Bonnaroo has officially gone back into hiding. I imagine that the festival and everyone that works so hard to organize it is recuperating so they can be ready for next summer’s crowd. The impression this year’s fest left on 80,000 attendees will likely not be forgotten, but artists, too, have stored away this festival in their live-before-you-die files.
How do artists get the opportunity to play in a crowded tent during the largest festival of the year, anyway? Jack Antonoff, guitarist for the high-energy band Fun. has had ample experience at the festival, as he has previously performed four separate times in a different band.
“I'll never forget the first time I went,” Antonoff says, “and I was just, you know, completely turned around and shocked. It was like completely such a real-world-type situation.”
The first time Antonoff played at Bonnaroo was in 2005, and it was one of the best experiences of his life. “I played that Thursday night five to midnight and to this day I've never had a show like that,” he recalls.
Antonoff’s hopes for Fun.’s 2012 Bonnaroo performance to be the next-level-type show came true as fans were left with a unique energy before departing from their four-day adventures.
Fun. welcomed their 6:45 p.m. time slot on the last day of Bonnaroo as a “challenge” they gladly accepted. “I don't see it as getting the party started as much as I see it as creating a big emotional important sendoff to what was probably, you know, the greatest weekend of a lot of people's lives.”

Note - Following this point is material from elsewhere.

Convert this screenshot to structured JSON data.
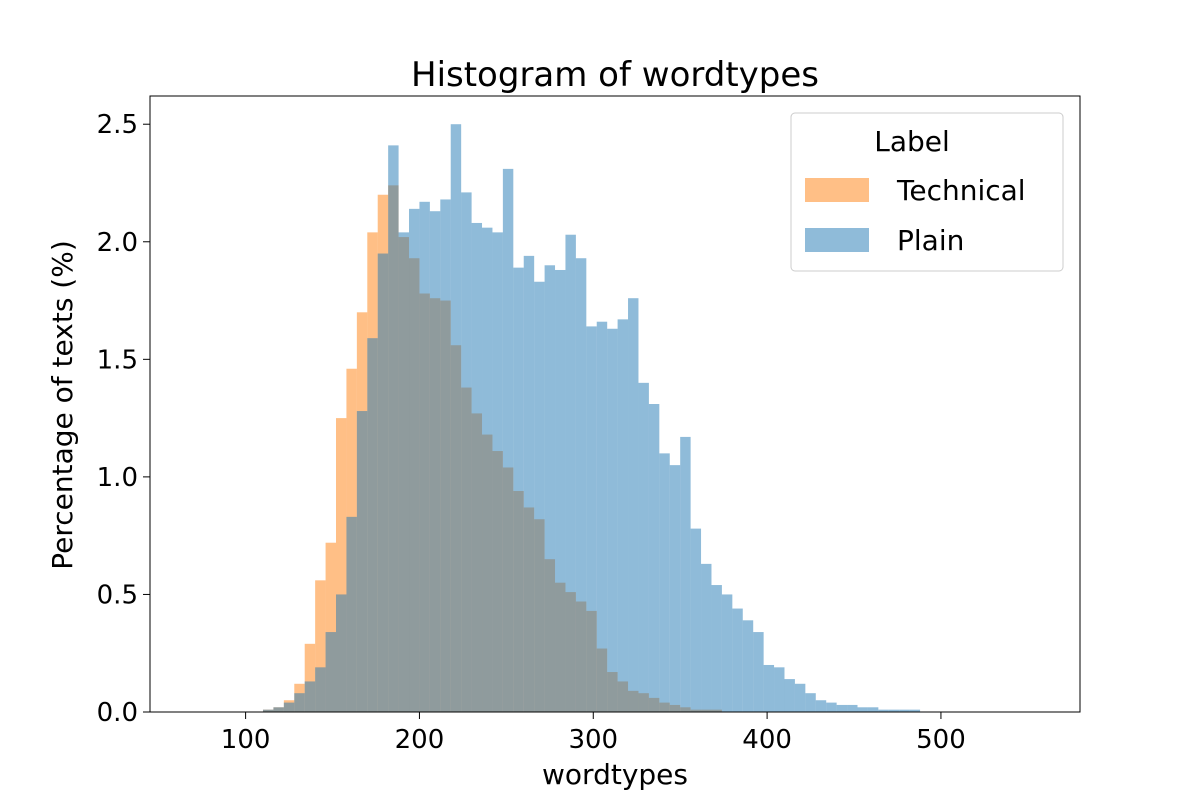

Canadian singer-songwriter Leslie Feist has really hammered down the do’s and don’ts from previous experiences performing at festivals. “I think over the years I've learned what to try and not to try, and you sort of have to play to the context to a certain degree,” Feist says, “but when you're on a festival stage there are certain things that will just get completely swallowed by the wind and get carried off into the breeze and not be audible if you're playing a really sensitive, you know, dynamically quiet ballad song.”
An ever-present difficulty faced at Bonnaroo continues to be the decision-making from fans of various bands. The award-winning lineup has fans running from one stage to the next in hopes to catch a glimpse of every talent. “For the most part whenever I'm playing at a festival it's just – I’m just grateful there are some people who chose to stand in front of that stage at that time because they could be over there watching The Shins or they could be getting a good spot for Radiohead or something like that, you know,” she says.
All the artists intended to rock the audience at Bonnaroo with their hard-to-forget performances at the festival, including American rock singer Alice Cooper. Cooper has played numerous festivals in Europe as well as the states, gaining experience in front of larger crowds throughout his career.
“I mean, we played all the big ones in Europe. You know, 100,000, 200,000 people is pretty normal in Europe for us,” Copper says, “so, you know, for over the period of years we've played half a million people at a time.”
Cooper says regardless of the size, they treat it as the same show. “You know, when you get up on stage my band has the instructions, 'kill the audience',” he says.
Along with fans, Cooper is also looking forward to listening to the next growing artists at Bonnaroo. “I'm kind of really looking for the bands that are the garage bands, the next Guns N' Roses, the next, you know, Nirvana. Those are the bands with some energy that I kind of want to see.”